By James Kay
When Jack Wagner came back to Fenwick in 2000 to serve as the school's girl's water polo head coach, his goal was to find players who had the drive to compete at a high level. It didn't matter if a player showed the promise to be a program-altering star or a two-year benchwarmer. He demanded the best out of all his players.
That is the legacy he leaves behind entering retirement after 26 years of coaching girls water polo. With nine state titles under his belt and more than 600 wins during his tenure at the helm of the program, Wagner walks away with nothing left to prove.
"Spending time at practice, getting to know people, letting them get to know me and winning some state championships along the way, I am a really lucky guy," said Wagner. "I feel like they would have been successful whether I was there or not because [the players] were so hard working. I am the guy that gets the credit but I will always appreciate Fenwick and the players who worked not only in the pool but in the classroom as well."
Citing the fragile state of IHSA sports and being able to spend more time with his family during the pandemic, Wagner was able to make his decision with more ease than he would if the circumstances were different.
"When I came back to Fenwick after coaching at Indiana University, I had no idea that I would have a family," said Wagner. "I always had the thought in the back of my head that when I have a son and he graduates high school that would be a good time for me to walk away.
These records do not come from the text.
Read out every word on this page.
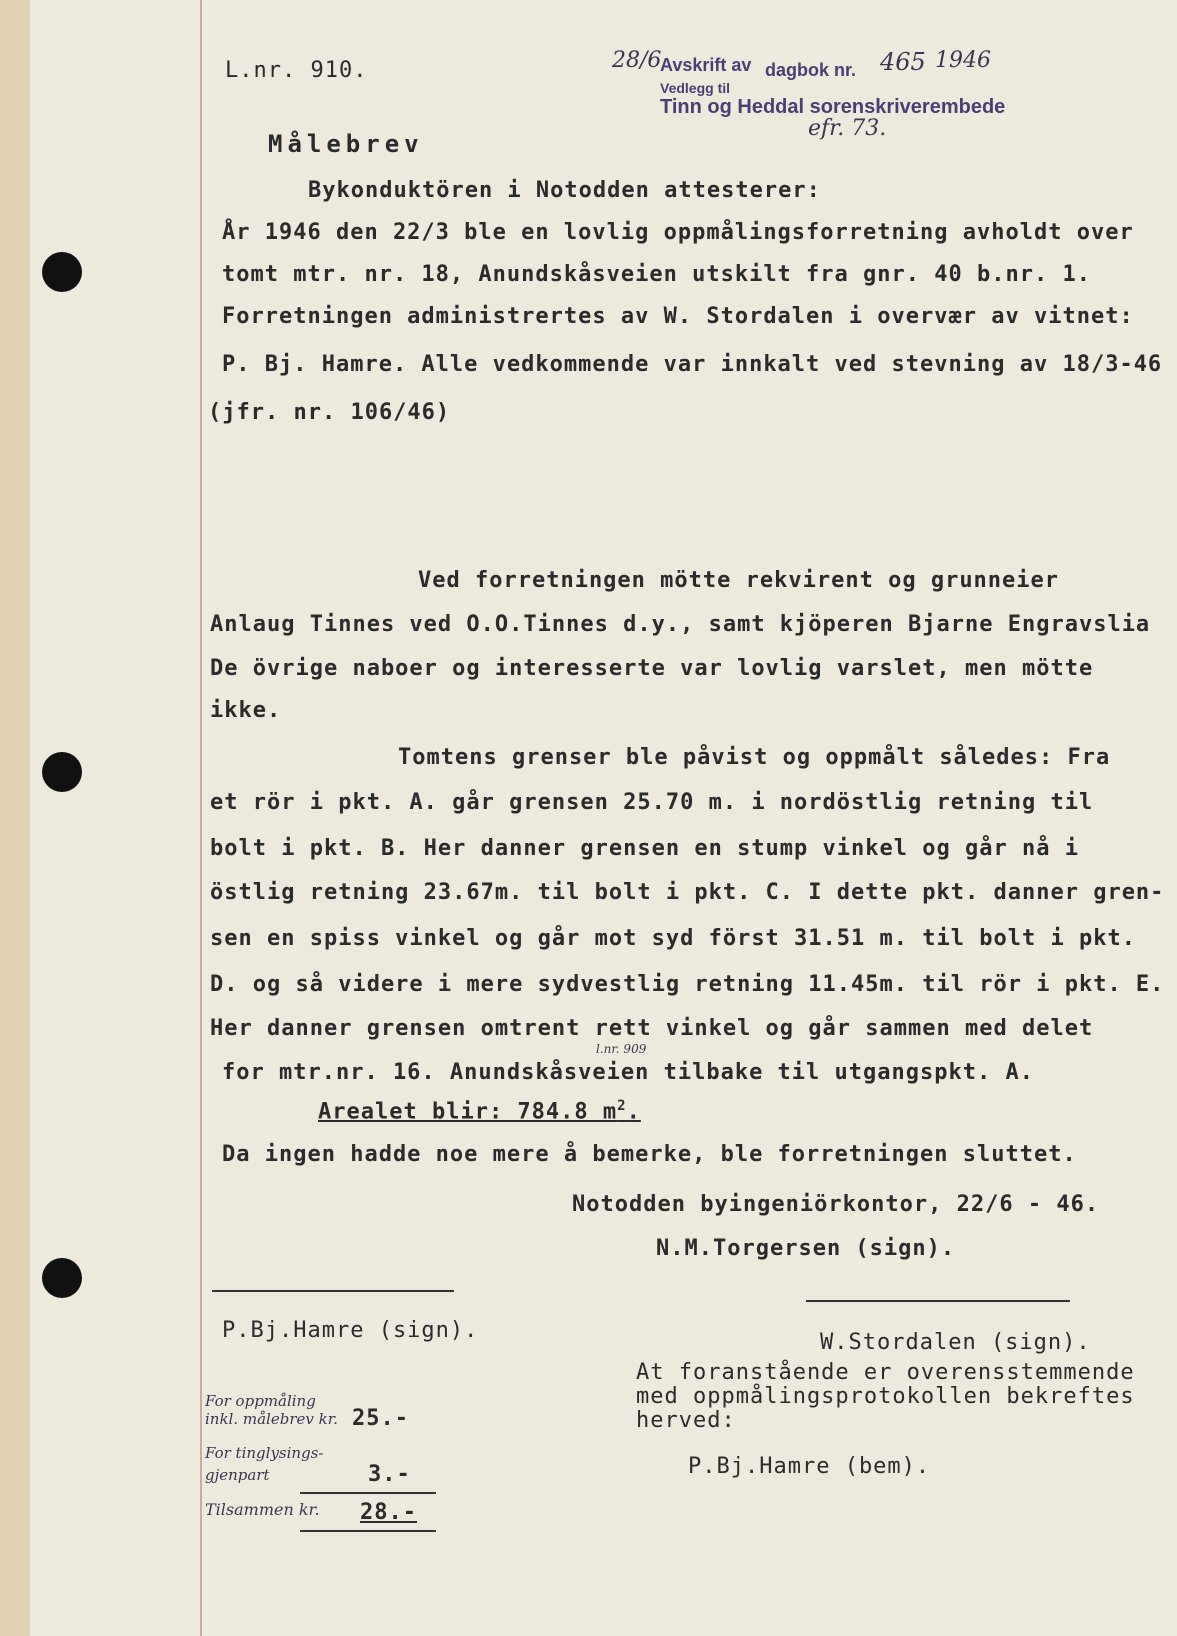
L.nr. 910.	28/6
Avskrift av dagbok nr. 465 1946
Vedlegg til
Tinn og Heddal sorenskriverembede
efr. 73.
Målebrev
Bykonduktören i Notodden attesterer:
År 1946 den 22/3 ble en lovlig oppmålingsforretning avholdt over
tomt mtr. nr. 18, Anundskåsveien utskilt fra gnr. 40 b.nr. 1.
Forretningen administrertes av W. Stordalen i overvær av vitnet:
P. Bj. Hamre. Alle vedkommende var innkalt ved stevning av 18/3-46
(jfr. nr. 106/46)
Ved forretningen mötte rekvirent og grunneier
Anlaug Tinnes ved O.O.Tinnes d.y., samt kjöperen Bjarne Engravslia
De övrige naboer og interesserte var lovlig varslet, men mötte
ikke.
Tomtens grenser ble påvist og oppmålt således: Fra
et rör i pkt. A. går grensen 25.70 m. i nordöstlig retning til
bolt i pkt. B. Her danner grensen en stump vinkel og går nå i
östlig retning 23.67m. til bolt i pkt. C. I dette pkt. danner gren-
sen en spiss vinkel og går mot syd först 31.51 m. til bolt i pkt.
D. og så videre i mere sydvestlig retning 11.45m. til rör i pkt. E.
Her danner grensen omtrent rett vinkel og går sammen med delet
l.nr. 909
for mtr.nr. 16. Anundskåsveien tilbake til utgangspkt. A.
Arealet blir: 784.8 $m^2$.
Da ingen hadde noe mere å bemerke, ble forretningen sluttet.
Notodden byingeniörkontor, 22/6 - 46.
N.M.Torgersen (sign).
P.Bj.Hamre (sign).	W.Stordalen (sign).
At foranstående er overensstemmende
med oppmålingsprotokollen bekreftes
herved:
P.Bj.Hamre (bem).
For oppmåling
inkl. målebrev kr. 25.-
For tinglysings-
gjenpart	3.-
Tilsammen kr. 28.-
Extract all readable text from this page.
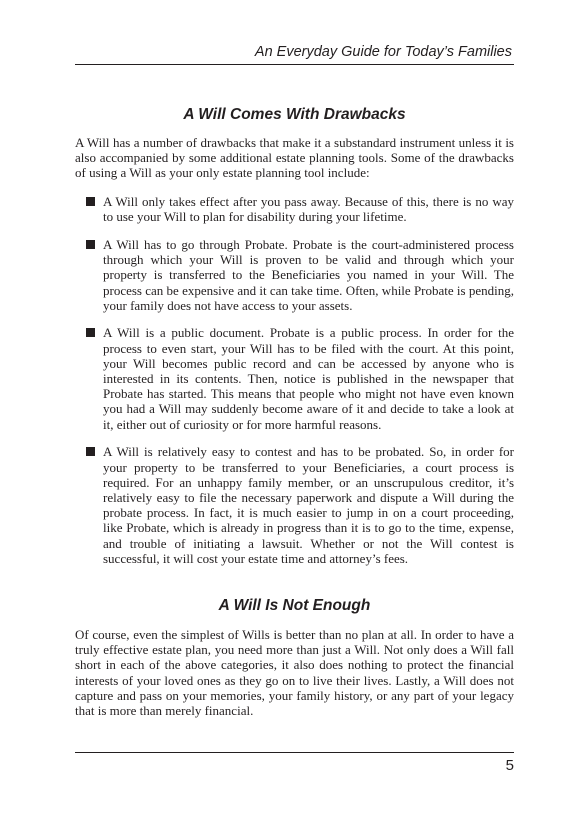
An Everyday Guide for Today’s Families
A Will Comes With Drawbacks

A Will has a number of drawbacks that make it a substandard instrument unless it is also accompanied by some additional estate planning tools. Some of the drawbacks of using a Will as your only estate planning tool include:

A Will only takes effect after you pass away. Because of this, there is no way to use your Will to plan for disability during your lifetime.
A Will has to go through Probate. Probate is the court-administered process through which your Will is proven to be valid and through which your property is transferred to the Beneficiaries you named in your Will. The process can be expensive and it can take time. Often, while Probate is pending, your family does not have access to your assets.
A Will is a public document. Probate is a public process. In order for the process to even start, your Will has to be filed with the court. At this point, your Will becomes public record and can be accessed by anyone who is interested in its contents. Then, notice is published in the newspaper that Probate has started. This means that people who might not have even known you had a Will may suddenly become aware of it and decide to take a look at it, either out of curiosity or for more harmful reasons.
A Will is relatively easy to contest and has to be probated. So, in order for your property to be transferred to your Beneficiaries, a court process is required. For an unhappy family member, or an unscrupulous creditor, it’s relatively easy to file the necessary paperwork and dispute a Will during the probate process. In fact, it is much easier to jump in on a court proceeding, like Probate, which is already in progress than it is to go to the time, expense, and trouble of initiating a lawsuit. Whether or not the Will contest is successful, it will cost your estate time and attorney’s fees.
A Will Is Not Enough

Of course, even the simplest of Wills is better than no plan at all. In order to have a truly effective estate plan, you need more than just a Will. Not only does a Will fall short in each of the above categories, it also does nothing to protect the financial interests of your loved ones as they go on to live their lives. Lastly, a Will does not capture and pass on your memories, your family history, or any part of your legacy that is more than merely financial.

5
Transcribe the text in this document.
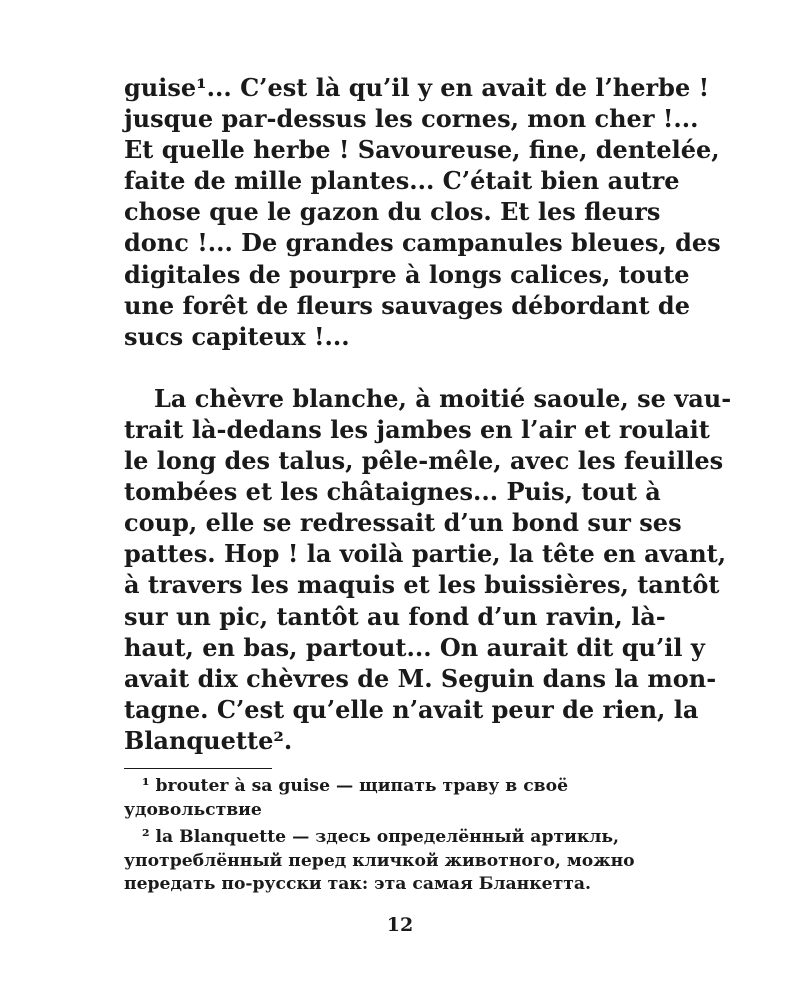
guise¹... C’est là qu’il y en avait de l’herbe !
jusque par-dessus les cornes, mon cher !...
Et quelle herbe ! Savoureuse, fine, dentelée,
faite de mille plantes... C’était bien autre
chose que le gazon du clos. Et les fleurs
donc !... De grandes campanules bleues, des
digitales de pourpre à longs calices, toute
une forêt de fleurs sauvages débordant de
sucs capiteux !...
La chèvre blanche, à moitié saoule, se vau-
trait là-dedans les jambes en l’air et roulait
le long des talus, pêle-mêle, avec les feuilles
tombées et les châtaignes... Puis, tout à
coup, elle se redressait d’un bond sur ses
pattes. Hop ! la voilà partie, la tête en avant,
à travers les maquis et les buissières, tantôt
sur un pic, tantôt au fond d’un ravin, là-
haut, en bas, partout... On aurait dit qu’il y
avait dix chèvres de M. Seguin dans la mon-
tagne. C’est qu’elle n’avait peur de rien, la
Blanquette².
¹ brouter à sa guise — щипать траву в своё
удовольствие
² la Blanquette — здесь определённый артикль,
употреблённый перед кличкой животного, можно
передать по-русски так: эта самая Бланкетта.
12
He graduated this year and, honestly, this whole COVID thing gave me more time to spend with my family. It made me realize that it was the right time to go."
Over his 20 years as the school's water polo head coach, Wagner established Fenwick as a championship juggernaut. His teams have a 9-1 record at the state finals and he led the program to back-to-back-to-back championships from 2004-06.
He also was an assistant coach for the Friars from 1993-98 before leading Indiana University's first ever girls water polo team. He returned to Fenwick the following year.
However, he is most proud of how he handled his teams throughout the years.
"I never treated the girls any different than I would treat the boys," said Wagner, "And not only that, I treated them the way they would be treated in college if they went on to play at that level. When they walked onto the pool deck at college, they knew what to do and I think they always appreciated that."
Now that he has left Fenwick, Wagner said he'll swap coaching duties for fishing, home landscaping and being with his family.
"I'm a novice golfer," Wagner said, laughing.
In a press release, Athletic Director Scott Thies praised Wagner for his time and commitment to the program.
"We thank Coach Jack Wagner for his tireless efforts in leading one of the most successful programs in the history of Illinois high school athletics," Thies said. "Jack is an all-time great and a master at building teams, setting high expectations and getting everyone to bring their best every day.
"Coach Wagner will be missed but will always be a huge part of the Fenwick community, and we look forward to continuing a tradition of excellence in girls water polo at Fenwick."
According to the press release, Fenwick is actively looking for a new head coach to take over the program.